19. Ziekenhuis 'Heil der Kranken'
Het R.K. Ziekenhuis 'Heil der Kranken' werd gebouwd in 1916-1917. Voor die tijd stond er een klein ziekenhuis aan de Zuidwal. Vanaf 1907 begonnen twee zusters Franciscanessen van Heythuysen ook met 'ziekenverzorging aan huis'. Voor elke zuster betaalde de familie Gelderman f 300,- per jaar.

20. Villa Rozenhof
Villa Rozenhof is van 1907-1909 gebouwd in opdracht van het echtpaar Diederich Gelderman - Apollonia Woutrina Christina Ort. Vanaf 1947 was Villa Rozenhof het hoofdkantoor van de Nederlandse Aardolie Maatschappij (NAM), tot die in 1967 naar Assen vertrok. Tot 1992 was Villa Rozenhof de Marechausseekazerne voor de Brigade Oldenzaal. Vanaf die tijd is het pand privébezit.

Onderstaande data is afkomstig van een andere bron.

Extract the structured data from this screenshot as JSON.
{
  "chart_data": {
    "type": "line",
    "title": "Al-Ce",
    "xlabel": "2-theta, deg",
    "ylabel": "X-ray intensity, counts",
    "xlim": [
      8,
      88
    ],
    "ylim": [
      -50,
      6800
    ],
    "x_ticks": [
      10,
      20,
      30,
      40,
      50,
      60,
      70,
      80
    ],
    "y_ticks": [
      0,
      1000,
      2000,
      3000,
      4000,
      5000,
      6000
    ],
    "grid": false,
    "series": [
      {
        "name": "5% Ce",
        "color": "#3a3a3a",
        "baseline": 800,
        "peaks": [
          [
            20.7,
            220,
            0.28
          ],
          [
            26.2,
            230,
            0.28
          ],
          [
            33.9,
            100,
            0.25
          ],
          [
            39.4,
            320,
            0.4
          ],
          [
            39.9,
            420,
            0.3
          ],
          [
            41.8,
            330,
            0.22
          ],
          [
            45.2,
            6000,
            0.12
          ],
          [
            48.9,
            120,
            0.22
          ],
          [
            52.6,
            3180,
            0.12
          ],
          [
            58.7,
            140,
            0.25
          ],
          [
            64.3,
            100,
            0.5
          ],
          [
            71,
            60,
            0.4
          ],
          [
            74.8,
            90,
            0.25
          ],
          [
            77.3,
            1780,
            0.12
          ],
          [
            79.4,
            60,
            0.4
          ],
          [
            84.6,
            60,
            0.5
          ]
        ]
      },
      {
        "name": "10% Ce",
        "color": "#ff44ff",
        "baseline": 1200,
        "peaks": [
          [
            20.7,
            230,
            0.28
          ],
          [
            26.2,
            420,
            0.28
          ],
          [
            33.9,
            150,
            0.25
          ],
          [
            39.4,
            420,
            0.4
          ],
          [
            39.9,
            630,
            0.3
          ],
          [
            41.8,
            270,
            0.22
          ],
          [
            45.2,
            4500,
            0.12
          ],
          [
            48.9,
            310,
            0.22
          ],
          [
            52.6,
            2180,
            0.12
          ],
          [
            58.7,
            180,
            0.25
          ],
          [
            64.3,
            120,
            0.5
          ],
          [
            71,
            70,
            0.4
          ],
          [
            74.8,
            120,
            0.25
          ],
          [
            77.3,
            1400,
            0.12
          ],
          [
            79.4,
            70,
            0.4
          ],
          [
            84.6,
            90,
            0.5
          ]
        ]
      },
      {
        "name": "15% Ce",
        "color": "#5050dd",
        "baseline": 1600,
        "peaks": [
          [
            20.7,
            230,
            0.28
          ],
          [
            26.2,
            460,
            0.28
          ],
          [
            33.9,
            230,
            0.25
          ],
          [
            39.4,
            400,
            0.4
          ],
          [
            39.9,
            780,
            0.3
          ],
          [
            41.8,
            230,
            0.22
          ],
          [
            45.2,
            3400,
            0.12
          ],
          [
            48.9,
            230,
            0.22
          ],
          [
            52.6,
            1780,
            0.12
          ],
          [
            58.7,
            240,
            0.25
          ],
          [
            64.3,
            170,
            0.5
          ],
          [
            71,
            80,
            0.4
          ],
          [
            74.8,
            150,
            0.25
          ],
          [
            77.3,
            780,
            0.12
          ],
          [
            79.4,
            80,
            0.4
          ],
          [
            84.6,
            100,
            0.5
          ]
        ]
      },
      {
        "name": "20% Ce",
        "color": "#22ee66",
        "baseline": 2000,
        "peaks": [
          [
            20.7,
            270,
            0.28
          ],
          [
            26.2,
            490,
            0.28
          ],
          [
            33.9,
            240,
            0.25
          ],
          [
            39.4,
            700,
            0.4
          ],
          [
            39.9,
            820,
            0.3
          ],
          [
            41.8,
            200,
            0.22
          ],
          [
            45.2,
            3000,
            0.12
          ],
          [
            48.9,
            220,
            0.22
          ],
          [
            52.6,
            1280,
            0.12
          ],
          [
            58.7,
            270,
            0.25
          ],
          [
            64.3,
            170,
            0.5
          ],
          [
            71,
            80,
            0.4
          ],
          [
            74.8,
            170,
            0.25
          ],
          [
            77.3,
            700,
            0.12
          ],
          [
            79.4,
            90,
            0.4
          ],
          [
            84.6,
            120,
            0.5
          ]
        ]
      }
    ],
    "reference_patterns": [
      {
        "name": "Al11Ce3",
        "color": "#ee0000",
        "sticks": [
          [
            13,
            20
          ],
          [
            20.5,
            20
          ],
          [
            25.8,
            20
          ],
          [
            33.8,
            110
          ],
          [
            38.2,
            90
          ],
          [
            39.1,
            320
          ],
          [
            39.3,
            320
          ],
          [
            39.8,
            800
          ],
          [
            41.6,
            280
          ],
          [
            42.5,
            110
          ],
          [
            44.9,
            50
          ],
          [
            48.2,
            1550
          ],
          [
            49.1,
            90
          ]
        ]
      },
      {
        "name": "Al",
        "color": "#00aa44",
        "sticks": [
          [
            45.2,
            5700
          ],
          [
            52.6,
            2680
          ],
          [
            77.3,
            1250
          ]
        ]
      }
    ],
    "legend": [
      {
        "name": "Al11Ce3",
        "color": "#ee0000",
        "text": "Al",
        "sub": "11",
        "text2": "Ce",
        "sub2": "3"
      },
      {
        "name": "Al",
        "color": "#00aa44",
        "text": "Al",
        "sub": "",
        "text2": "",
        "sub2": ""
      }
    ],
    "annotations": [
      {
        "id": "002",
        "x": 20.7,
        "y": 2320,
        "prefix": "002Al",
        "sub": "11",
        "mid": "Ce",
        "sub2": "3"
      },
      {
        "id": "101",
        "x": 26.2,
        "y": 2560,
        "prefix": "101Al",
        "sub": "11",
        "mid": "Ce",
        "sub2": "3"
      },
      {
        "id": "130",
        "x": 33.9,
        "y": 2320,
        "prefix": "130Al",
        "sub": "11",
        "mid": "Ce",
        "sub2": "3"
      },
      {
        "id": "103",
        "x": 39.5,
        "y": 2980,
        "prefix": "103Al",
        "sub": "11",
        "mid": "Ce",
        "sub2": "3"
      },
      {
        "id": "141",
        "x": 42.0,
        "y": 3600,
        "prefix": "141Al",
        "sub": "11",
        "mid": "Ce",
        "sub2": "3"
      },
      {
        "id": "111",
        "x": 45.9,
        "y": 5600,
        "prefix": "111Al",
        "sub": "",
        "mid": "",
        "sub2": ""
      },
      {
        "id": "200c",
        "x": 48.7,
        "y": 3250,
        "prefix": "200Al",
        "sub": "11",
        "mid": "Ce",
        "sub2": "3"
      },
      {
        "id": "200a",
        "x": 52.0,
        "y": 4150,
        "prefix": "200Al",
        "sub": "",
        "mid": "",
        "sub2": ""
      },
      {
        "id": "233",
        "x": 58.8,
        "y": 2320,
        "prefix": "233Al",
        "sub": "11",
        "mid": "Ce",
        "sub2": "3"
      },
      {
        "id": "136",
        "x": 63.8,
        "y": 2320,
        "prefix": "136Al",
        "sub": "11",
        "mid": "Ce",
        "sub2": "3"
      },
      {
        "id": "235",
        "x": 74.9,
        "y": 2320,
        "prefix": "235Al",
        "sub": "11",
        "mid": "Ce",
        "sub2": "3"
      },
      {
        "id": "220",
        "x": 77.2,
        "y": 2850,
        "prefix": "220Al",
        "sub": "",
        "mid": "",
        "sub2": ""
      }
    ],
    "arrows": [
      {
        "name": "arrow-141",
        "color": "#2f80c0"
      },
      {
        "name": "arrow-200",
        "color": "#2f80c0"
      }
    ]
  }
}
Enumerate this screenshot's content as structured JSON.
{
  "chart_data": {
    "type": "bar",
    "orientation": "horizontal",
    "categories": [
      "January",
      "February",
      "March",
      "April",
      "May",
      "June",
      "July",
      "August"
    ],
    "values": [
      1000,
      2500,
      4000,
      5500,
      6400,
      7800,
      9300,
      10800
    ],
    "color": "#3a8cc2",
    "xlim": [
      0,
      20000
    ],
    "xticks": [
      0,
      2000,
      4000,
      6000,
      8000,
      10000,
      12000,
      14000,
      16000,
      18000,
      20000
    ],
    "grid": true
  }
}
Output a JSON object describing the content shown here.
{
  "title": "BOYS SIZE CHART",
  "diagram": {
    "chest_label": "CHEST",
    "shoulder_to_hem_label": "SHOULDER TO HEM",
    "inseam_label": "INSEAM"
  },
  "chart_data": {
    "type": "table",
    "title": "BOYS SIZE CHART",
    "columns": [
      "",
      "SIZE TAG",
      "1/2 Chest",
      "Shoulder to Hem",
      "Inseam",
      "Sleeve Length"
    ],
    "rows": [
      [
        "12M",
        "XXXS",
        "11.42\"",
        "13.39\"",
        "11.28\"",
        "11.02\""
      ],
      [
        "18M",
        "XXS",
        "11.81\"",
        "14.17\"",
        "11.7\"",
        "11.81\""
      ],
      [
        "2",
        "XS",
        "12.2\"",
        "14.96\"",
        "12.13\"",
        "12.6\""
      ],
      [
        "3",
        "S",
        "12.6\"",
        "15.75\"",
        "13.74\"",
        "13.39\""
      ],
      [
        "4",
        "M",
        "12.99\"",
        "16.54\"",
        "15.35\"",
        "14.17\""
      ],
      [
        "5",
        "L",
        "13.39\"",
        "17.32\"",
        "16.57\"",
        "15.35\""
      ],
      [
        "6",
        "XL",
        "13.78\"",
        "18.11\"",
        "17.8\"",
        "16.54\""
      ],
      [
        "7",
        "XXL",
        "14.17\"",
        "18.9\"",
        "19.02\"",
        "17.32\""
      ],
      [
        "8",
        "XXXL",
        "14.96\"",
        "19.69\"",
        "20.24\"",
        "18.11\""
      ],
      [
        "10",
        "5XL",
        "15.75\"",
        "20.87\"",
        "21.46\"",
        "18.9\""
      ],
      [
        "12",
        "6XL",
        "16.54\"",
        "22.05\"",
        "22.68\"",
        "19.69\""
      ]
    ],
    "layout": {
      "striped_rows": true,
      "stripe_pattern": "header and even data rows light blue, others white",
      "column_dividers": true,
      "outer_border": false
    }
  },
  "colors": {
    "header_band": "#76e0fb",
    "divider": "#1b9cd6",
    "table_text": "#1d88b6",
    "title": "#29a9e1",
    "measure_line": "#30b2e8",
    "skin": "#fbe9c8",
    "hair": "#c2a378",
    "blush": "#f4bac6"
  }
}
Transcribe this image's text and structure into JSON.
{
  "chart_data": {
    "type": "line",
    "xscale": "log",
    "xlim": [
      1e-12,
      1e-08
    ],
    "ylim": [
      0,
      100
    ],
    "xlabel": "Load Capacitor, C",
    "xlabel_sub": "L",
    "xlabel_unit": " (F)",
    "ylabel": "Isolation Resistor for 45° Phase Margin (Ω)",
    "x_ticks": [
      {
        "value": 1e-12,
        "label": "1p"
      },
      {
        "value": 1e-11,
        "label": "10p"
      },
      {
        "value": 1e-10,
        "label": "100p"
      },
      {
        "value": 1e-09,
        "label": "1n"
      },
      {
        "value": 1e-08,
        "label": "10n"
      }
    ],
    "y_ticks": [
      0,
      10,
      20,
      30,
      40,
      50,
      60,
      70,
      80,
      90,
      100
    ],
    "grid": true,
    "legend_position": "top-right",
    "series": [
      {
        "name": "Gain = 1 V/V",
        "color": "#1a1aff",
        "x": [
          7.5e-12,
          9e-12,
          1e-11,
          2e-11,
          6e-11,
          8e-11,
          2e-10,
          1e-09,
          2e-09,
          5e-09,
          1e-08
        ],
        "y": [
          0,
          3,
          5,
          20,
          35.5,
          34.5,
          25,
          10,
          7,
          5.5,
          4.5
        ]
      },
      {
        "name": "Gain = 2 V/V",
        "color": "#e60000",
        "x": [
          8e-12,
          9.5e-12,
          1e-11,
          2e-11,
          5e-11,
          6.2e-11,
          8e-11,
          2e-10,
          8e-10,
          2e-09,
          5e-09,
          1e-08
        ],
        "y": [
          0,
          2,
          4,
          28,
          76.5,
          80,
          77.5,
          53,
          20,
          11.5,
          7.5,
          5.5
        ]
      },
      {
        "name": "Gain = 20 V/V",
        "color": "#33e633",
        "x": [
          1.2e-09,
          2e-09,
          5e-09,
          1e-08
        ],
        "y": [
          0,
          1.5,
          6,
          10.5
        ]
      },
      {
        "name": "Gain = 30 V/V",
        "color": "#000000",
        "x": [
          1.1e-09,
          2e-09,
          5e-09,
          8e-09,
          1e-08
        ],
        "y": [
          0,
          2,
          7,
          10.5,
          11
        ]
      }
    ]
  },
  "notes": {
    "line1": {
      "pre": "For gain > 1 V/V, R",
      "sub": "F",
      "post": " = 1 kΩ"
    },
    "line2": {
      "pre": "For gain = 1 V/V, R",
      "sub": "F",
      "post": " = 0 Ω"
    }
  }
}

21. Hoofdkantoor Gelderman & Zonen
In 'De Geldermanstaete', het vroegere hoofdkantoor van H.P. Gelderman & Zonen hebben vroeger heel wat directeuren met de naam Gelderman leiding gegeven aan het bedrijf. Architect Karel Muller ontwierp het gebouw in 1917 in 'Um 1800'-stijl. In 1972 werd het hoofdkantoor aan een beleggingsmaatschappij verkocht.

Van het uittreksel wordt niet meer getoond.